Skąd mieli "Kossaki" i biżuterię?
Data publikacji 29.11.2007
Ponad 200 różnego rodzaju złotych i srebrnych pierścionków, sygnetów, łańcuszków, bransoletek, zawieszek, broszek i kolczyków z bursztynem znaleźli stołeczni policjanci w plecaku zatrzymanych 40-letniego Bogdana P. i 38-letniego Piotra O. Dodatkowo podczas przeszukania ich mieszkań trafili na dwa obrazy sygnowane nazwiskiem Kossaka. Zatrzymani nie potrafili wyjaśnić, skąd to wszystko mają.
Po sprawdzeniu szybko wyszło na jaw, że plecak wypełniony był złotą i srebrną biżuterią. Policjanci okryli w jego wnętrzu ponad 200 różnego rodzaju złotych i srebrnych pierścionków, sygnetów, łańcuszków, bransoletek, zawieszek, broszek i kolczyków z bursztynem. 40-letni Bogdan P. i 38-letni Piotr O. nie potrafili wyjaśnić, skąd to wszystko mają. Obaj zostali zatrzymani.
W czasie przeszukania mieszkania Piotra O. policjanci natknęli się dodatkowo na ciekawe znalezisko.
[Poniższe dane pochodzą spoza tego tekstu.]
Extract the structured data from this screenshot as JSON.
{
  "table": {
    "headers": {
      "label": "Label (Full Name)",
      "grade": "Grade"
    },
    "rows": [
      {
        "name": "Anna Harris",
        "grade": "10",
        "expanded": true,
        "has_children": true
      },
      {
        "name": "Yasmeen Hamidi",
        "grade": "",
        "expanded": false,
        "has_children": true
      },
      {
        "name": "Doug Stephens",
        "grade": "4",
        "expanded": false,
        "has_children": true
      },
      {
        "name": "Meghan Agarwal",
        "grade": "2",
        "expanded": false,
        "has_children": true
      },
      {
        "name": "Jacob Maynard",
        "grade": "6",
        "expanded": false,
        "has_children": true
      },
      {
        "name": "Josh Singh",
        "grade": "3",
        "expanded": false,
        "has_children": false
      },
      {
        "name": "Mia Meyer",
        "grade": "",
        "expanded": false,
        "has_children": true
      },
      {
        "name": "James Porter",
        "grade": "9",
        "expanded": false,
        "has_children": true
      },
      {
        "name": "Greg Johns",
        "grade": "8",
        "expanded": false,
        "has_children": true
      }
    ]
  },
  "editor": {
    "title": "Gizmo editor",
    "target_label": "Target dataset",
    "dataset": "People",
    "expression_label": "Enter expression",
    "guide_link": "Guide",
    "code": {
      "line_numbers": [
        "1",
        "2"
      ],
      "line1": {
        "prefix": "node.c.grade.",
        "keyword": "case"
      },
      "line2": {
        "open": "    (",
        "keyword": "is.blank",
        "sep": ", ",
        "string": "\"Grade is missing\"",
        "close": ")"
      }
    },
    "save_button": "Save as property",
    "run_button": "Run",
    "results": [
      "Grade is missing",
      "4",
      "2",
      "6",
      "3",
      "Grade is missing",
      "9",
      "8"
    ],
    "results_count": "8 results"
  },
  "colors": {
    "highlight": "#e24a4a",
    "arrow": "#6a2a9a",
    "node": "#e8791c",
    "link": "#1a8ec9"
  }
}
Znaleźli tam dwa obrazy sygnowane nazwiskiem Kossaka. Jeden obraz o wymiarach 35x50 cm przedstawia żołnierza jadącego konno i prowadzącego drugiego konia, oraz obraz o wymiarach 67x50 przedstawiający żołnierzy napoleońskich w czasie pochodu.
Sprawę zajmują się policjanci z komendy rejonowej na Śródmieściu. Pracownicy sekcji dochodzeniowej sprawdzą teraz pochodzenie zabezpieczonych obrazów i biżuterii.